The importance of knowing your customer
Whenever we are given a chance to describe our customer, the first thing we think of is demographic traits. 22 – 55, single, female living in a particular location. But is a statistical summation good enough to make business decisions? While this was true for the early days of eCommerce, things are different today.
Thanks to social networking sites, we are also privy to behavioral trails like their interests, hobbies and shopping patterns. That’s as far as the data available goes. But what about interpreting that data? How can we understand what is driving this person behind the computer to buy or not buy our products?
Several companies create an inside-out customer-first culture for their business. It’s a difficult trait but here are some points to help you get started:
- Map your customer’s journey
Your customer may visit your store and buy the product online or shop from your app. To do this, they may have either watched your TV commercial, heard about you on the radio, read about you in the papers or seen a social recommendation from a friend. In the era of omni-channel marketing, you’ll have to cross align channels with the phase your customer is in to see if each channel is working optimally.
The steps in the sales funnel for eCommerce include Discover, Explore, Gain Interest, Purchase intent, actual purchase and after sales support. When a customer reads about you on social media, they could be any one of the above phases. You’ll have to step back to see if your social messages are catering to customers in each segment equally.
- Listen to uncover insights
Survey tools have evolved over the years to go beyond the simple Google form. Instead, they now pop up at the right stage in a customer’s journey to gather valuable feedback. The only caveat is that you need to be able to ask the right questions.

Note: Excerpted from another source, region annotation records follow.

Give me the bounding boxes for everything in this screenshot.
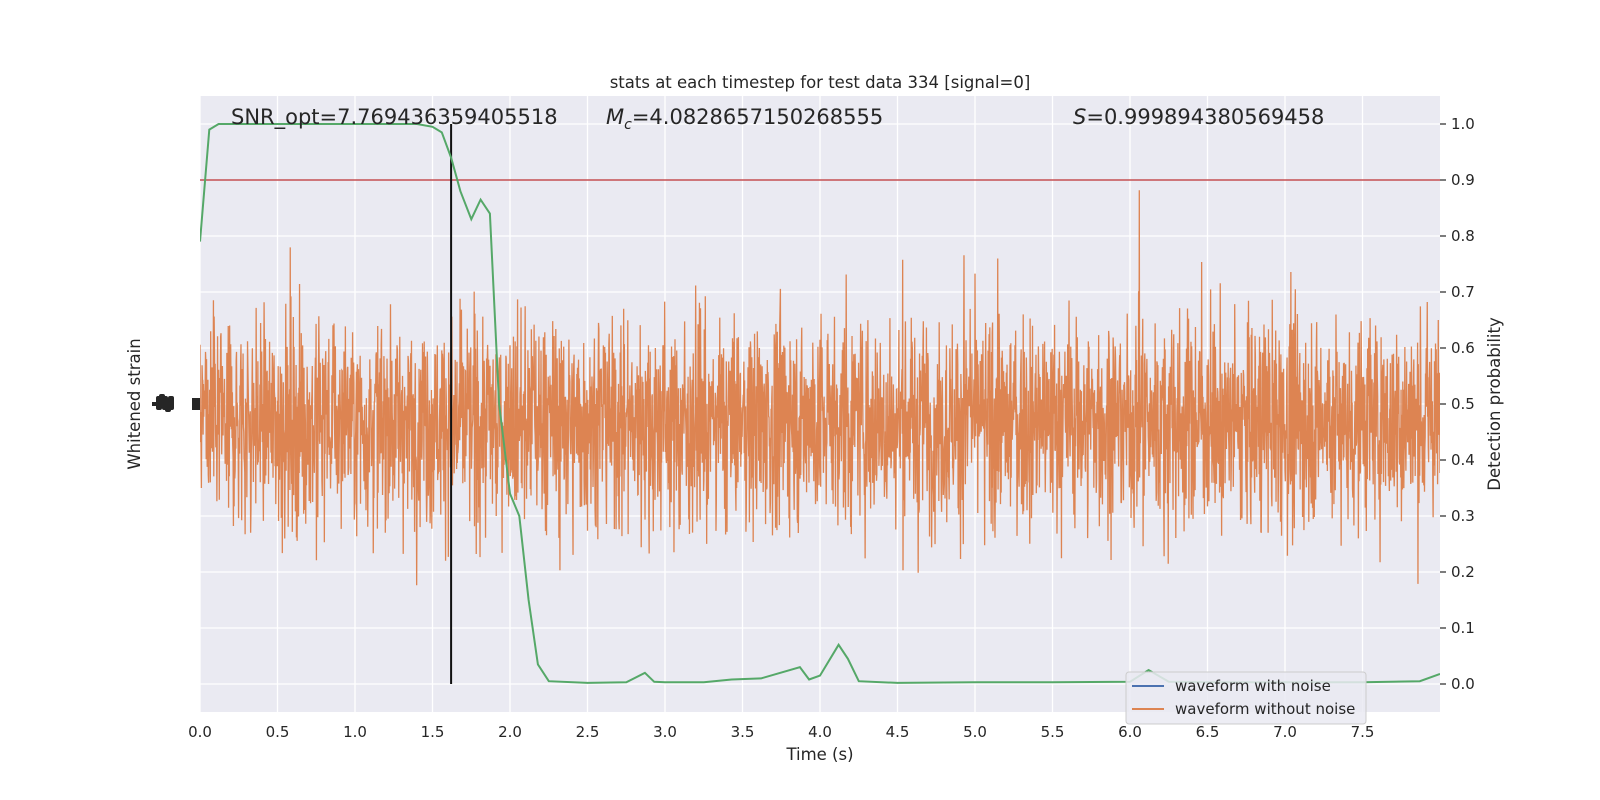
x-tick-label: 4.5 — [886, 723, 910, 741]
x-tick-label: 3.5 — [731, 723, 755, 741]
y-tick-label: 0.9 — [1451, 171, 1475, 189]
right-axis-ticks: 0.0 0.1 0.2 0.3 0.4 0.5 0.6 0.7 0.8 0.9 1.0 — [1440, 115, 1475, 693]
y-tick-label: 1.0 — [1451, 115, 1475, 133]
legend-label-with-noise: waveform with noise — [1175, 677, 1331, 695]
left-tick-glyph — [192, 398, 200, 410]
x-tick-label: 5.0 — [963, 723, 987, 741]
x-tick-label: 1.5 — [421, 723, 445, 741]
x-tick-label: 1.0 — [343, 723, 367, 741]
legend: waveform with noise waveform without noi… — [1125, 671, 1367, 725]
y-tick-label: 0.8 — [1451, 227, 1475, 245]
x-tick-label: 6.0 — [1118, 723, 1142, 741]
x-tick-label: 4.0 — [808, 723, 832, 741]
chirp-mass-annotation: Mc=4.0828657150268555 — [606, 105, 883, 133]
y-axis-right-label: Detection probability — [1485, 317, 1504, 491]
x-axis-ticks: 0.0 0.5 1.0 1.5 2.0 2.5 3.0 3.5 4.0 4.5 5.0 5.5 6.0 6… — [188, 723, 1374, 741]
left-axis-ticks — [152, 394, 200, 412]
y-tick-label: 0.2 — [1451, 563, 1475, 581]
waveform-without-noise-series — [200, 190, 1440, 586]
chart-title: stats at each timestep for test data 334… — [610, 73, 1031, 92]
y-tick-label: 0.6 — [1451, 339, 1475, 357]
x-tick-label: 7.5 — [1351, 723, 1375, 741]
y-tick-label: 0.5 — [1451, 395, 1475, 413]
left-tick-glyph — [168, 396, 174, 410]
y-axis-left-label: Whitened strain — [125, 338, 144, 469]
x-tick-label: 2.5 — [576, 723, 600, 741]
x-tick-label: 0.5 — [266, 723, 290, 741]
x-tick-label: 6.5 — [1196, 723, 1220, 741]
y-tick-label: 0.0 — [1451, 675, 1475, 693]
legend-label-without-noise: waveform without noise — [1175, 700, 1355, 718]
x-tick-label: 7.0 — [1273, 723, 1297, 741]
x-tick-label: 5.5 — [1041, 723, 1065, 741]
x-tick-label: 2.0 — [498, 723, 522, 741]
x-tick-label: 0.0 — [188, 723, 212, 741]
x-axis-label: Time (s) — [785, 745, 853, 764]
left-tick-glyph — [152, 402, 166, 406]
x-tick-label: 3.0 — [653, 723, 677, 741]
detection-probability-line — [200, 123, 1440, 684]
y-tick-label: 0.1 — [1451, 619, 1475, 637]
score-annotation: S=0.999894380569458 — [1073, 105, 1324, 129]
legend-box — [1125, 671, 1367, 725]
snr-annotation: SNR_opt=7.769436359405518 — [231, 105, 558, 130]
y-tick-label: 0.3 — [1451, 507, 1475, 525]
y-tick-label: 0.4 — [1451, 451, 1475, 469]
y-tick-label: 0.7 — [1451, 283, 1475, 301]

If you ask your customer what they think of a new product line you’ve launched, you’ll probably get many answers that you want to hear depending on how you’ve framed the question. Instead, if you actually look for purchase patterns and interpret analytical data, you’ll get to know what your customers are actually doing. Listening to these patterns will allow you to tweak your product offering.
- Leave assumptions in the hallway
Even if your eCommerce business is successful, there is always room for improvement. There is always the issue of cart abandonment. You’ll still have to figure why only a fraction of your traffic goes on to become your customer and what happens to the rest.
The only real way to get your answers is to speak to the customer. You’ll have to zero in on a group, go in without fixed questions and let them do the talking while you walk away with insights that can be converted into action points.
- Go beyond heat maps
The analytics heat maps from your eCommerce website tends to show you a rough picture of where your customers are looking. But what does it tell you about their real time navigational choices? How are they examining products and charting their decision making journey. Which part of the cart is throwing people off? Are the taxes or shipping charges coming as a surprise? Are people unable to use their coupon code? Is your payment gateway (link) working as it promised?
To know answers to such questions observe how customers work in a focus group rather than just historic data.
Conclusion: After connecting data points with individual behaviour, the ongoing thing that you need to do is keep talking to your customers and check for feedback. The proactive approach to understanding your customer will be the difference between you and your nearest competitor.